Il faisait beau. Nous étions à la terrasse d’un café. Raphaël d’un côté, Emmanuel de l’autre, Gaëlle devant moi. Le patron avait un air de déjà vu : le Père Noël s’était juste laissé pousser les cheveux et avait rasé la barbe, ne gardant qu’une rude moustache de Gaulois.

La transition avait été un peu raide, mais après les soixante-douze dernières heures, j’étais bien capable de supporter le fait de me retrouver soudain sur le boulevard Saint-Michel en train de siroter une bière pas dégueulasse. Tout semblait aller pour le mieux. La petite bande des chevelus paraissait parfaitement détendue. J’avais prononcé mon oui et il fallait bien croire que ça n’avait pas provoqué de grosse colère fatale côté asperges.

En regardant vers le haut, je découvris que les feuilles poussaient au bout des branches. Dommage quand même, j’aurais bien voulu voir craquer les bourgeons. Incapable de me formaliser de cette privation d’une bonne partie de l’année, qui me faisait sauter de l’automne au printemps, j’avalai une gorgée et me laissai envelopper par la tiédeur ambiante. Le verre était orné d’un manchot empereur. Je tiquai légèrement. Ça m’évoquait quelque chose. Rien de très agréable. Je regroupai mes souvenirs en me demandant ce qu’était venu faire le manchot dans tout ce foutoir. Il devait y avoir une explication, mais je laissai mes réflexions de côté pour plus tard.

Raphaël essayait parfois de me prendre la main lorsqu’elle traînait sous la table. J’étais gêné et la ramenais aussitôt en arrière. Il souriait alors, vaguement amusé. Emmanuel nous examinait et avait l’air pleinement satisfait de ce qu’il voyait.

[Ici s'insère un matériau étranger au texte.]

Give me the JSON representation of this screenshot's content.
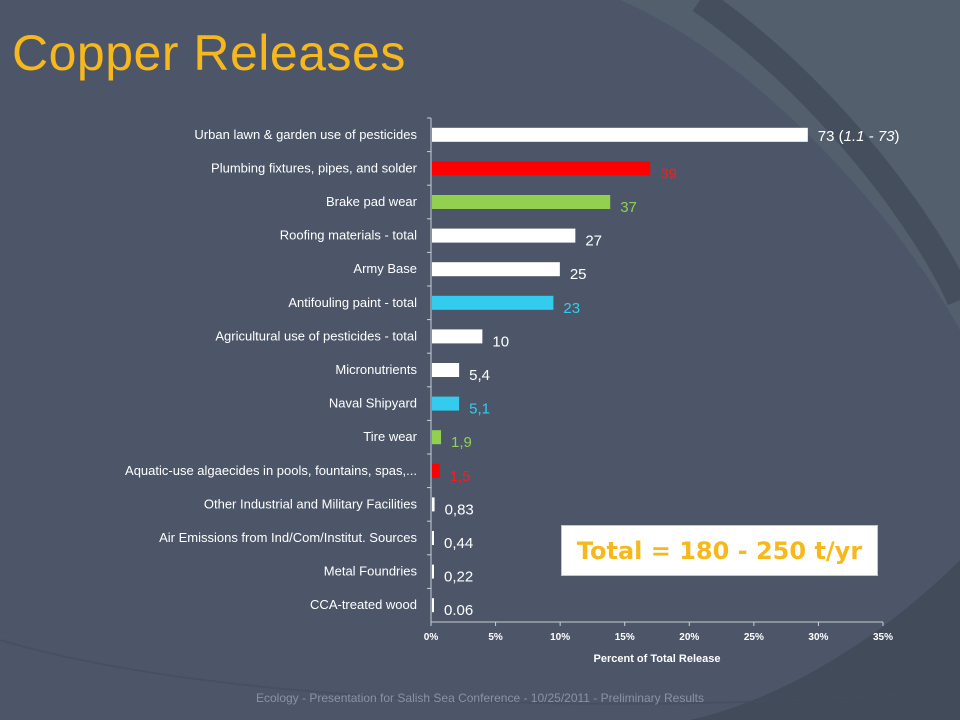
{
  "slide": {
    "title": "Copper Releases",
    "total_text": "Total  = 180 - 250 t/yr",
    "footer": "Ecology  -  Presentation for Salish Sea Conference  -  10/25/2011  -  Preliminary Results"
  },
  "chart_data": {
    "type": "bar",
    "orientation": "horizontal",
    "xlabel": "Percent of Total Release",
    "xlim": [
      0,
      35
    ],
    "x_ticks": [
      "0%",
      "5%",
      "10%",
      "15%",
      "20%",
      "25%",
      "30%",
      "35%"
    ],
    "grid": false,
    "categories": [
      "Urban lawn & garden use of pesticides",
      "Plumbing fixtures, pipes, and solder",
      "Brake pad wear",
      "Roofing materials - total",
      "Army Base",
      "Antifouling paint - total",
      "Agricultural use of pesticides - total",
      "Micronutrients",
      "Naval Shipyard",
      "Tire wear",
      "Aquatic-use algaecides in pools, fountains, spas,...",
      "Other Industrial and Military Facilities",
      "Air Emissions from Ind/Com/Institut. Sources",
      "Metal Foundries",
      "CCA-treated wood"
    ],
    "values": [
      29.1,
      16.9,
      13.8,
      11.1,
      9.9,
      9.4,
      3.9,
      2.1,
      2.1,
      0.7,
      0.6,
      0.2,
      0.15,
      0.05,
      0.02
    ],
    "data_labels": [
      "73 (1.1 - 73)",
      "39",
      "37",
      "27",
      "25",
      "23",
      "10",
      "5,4",
      "5,1",
      "1,9",
      "1,5",
      "0,83",
      "0,44",
      "0,22",
      "0.06"
    ],
    "colors": [
      "#ffffff",
      "#ff0000",
      "#92d050",
      "#ffffff",
      "#ffffff",
      "#33ccee",
      "#ffffff",
      "#ffffff",
      "#33ccee",
      "#92d050",
      "#ff0000",
      "#ffffff",
      "#ffffff",
      "#ffffff",
      "#ffffff"
    ],
    "label_colors": [
      "#ffffff",
      "#ff1a1a",
      "#92d050",
      "#ffffff",
      "#ffffff",
      "#33ccee",
      "#ffffff",
      "#ffffff",
      "#33ccee",
      "#92d050",
      "#ff1a1a",
      "#ffffff",
      "#ffffff",
      "#ffffff",
      "#ffffff"
    ]
  }
}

Gaëlle tenait un paquet. Je le reconnaissais. Il m’avait été donné, me semblait-il, quelques jours auparavant. Ou dans une autre vie. Elle et Raphaël se sont levés.

« Le gâteau réclame un frigidaire, dit-elle. On y va. À tout à l’heure. Et comme nous devons fêter ça dignement, j’ai encore quelques courses à faire. Il faut aussi que j’aille chercher Thibaut et Alain. »

Un sourire. Elle donna un coup de coude à Raphaël alors qu’il allait dire quelque chose et ils s’éloignèrent.

Fêter ça. Il y avait dans son ton quelque chose qui me disait que ce n’était pas tout à fait mon oui qui était à célébrer.

Je me retrouvai seul avec Emmanuel et le fixai sans faiblir jusqu’à ce qu’il me donne des explications.

« Un accord dont je ne peux pas te dire grand-chose, avec deux clauses qui vous concernent directement.

— Je vois. Je me suis fait avoir, c’est ça ?

— Non. Ou oui. Qu’est-ce que ta sœur avait dit, un jour, sur ton célibat forcené ?

— Je ne saisis pas ce que vous voulez dire.

— Un peu de tutoiement, merci. Maintenant nous faisons partie de la même famille, en quelque sorte. Et puis tu vois parfaitement. »

Je secouai mon verre, un peu agacé. Je ne voyais sincèrement pas où il voulait en venir, ou ne voulais pas voir.

« Bon, ces clauses. Alors ?

— Primo, vos fantasmes secrets ou non sont réalisés, Raphaël et toi êtes donc désormais liés… j’oserais dire jusqu’à la mort, mais on ne va peut-être pas espérer autant.

— Je ne comprends pas.

— Oh, mais bien sûr que si. Arrête un peu de jouer les idiots ! »

Raphaël essayait de prendre ma main dans la sienne.

« Dis-moi que ce n’est pas possible. S’il te plaît, dis-moi que ce n’est pas possible.

— Bien sûr que si !

— Je suis pur jus hétéro.

— Que tu crois ! Il me semble me souvenir que tu avais aimé, quand il t’avait embrassé, non ? Sans parler de ce que tu as ressenti sur la plage. Même si ce n’était pas réellement lui. »

Silence.

« Il était au courant depuis longtemps, pour ce petit arrangement ? demandai-je enfin avec une légère amertume.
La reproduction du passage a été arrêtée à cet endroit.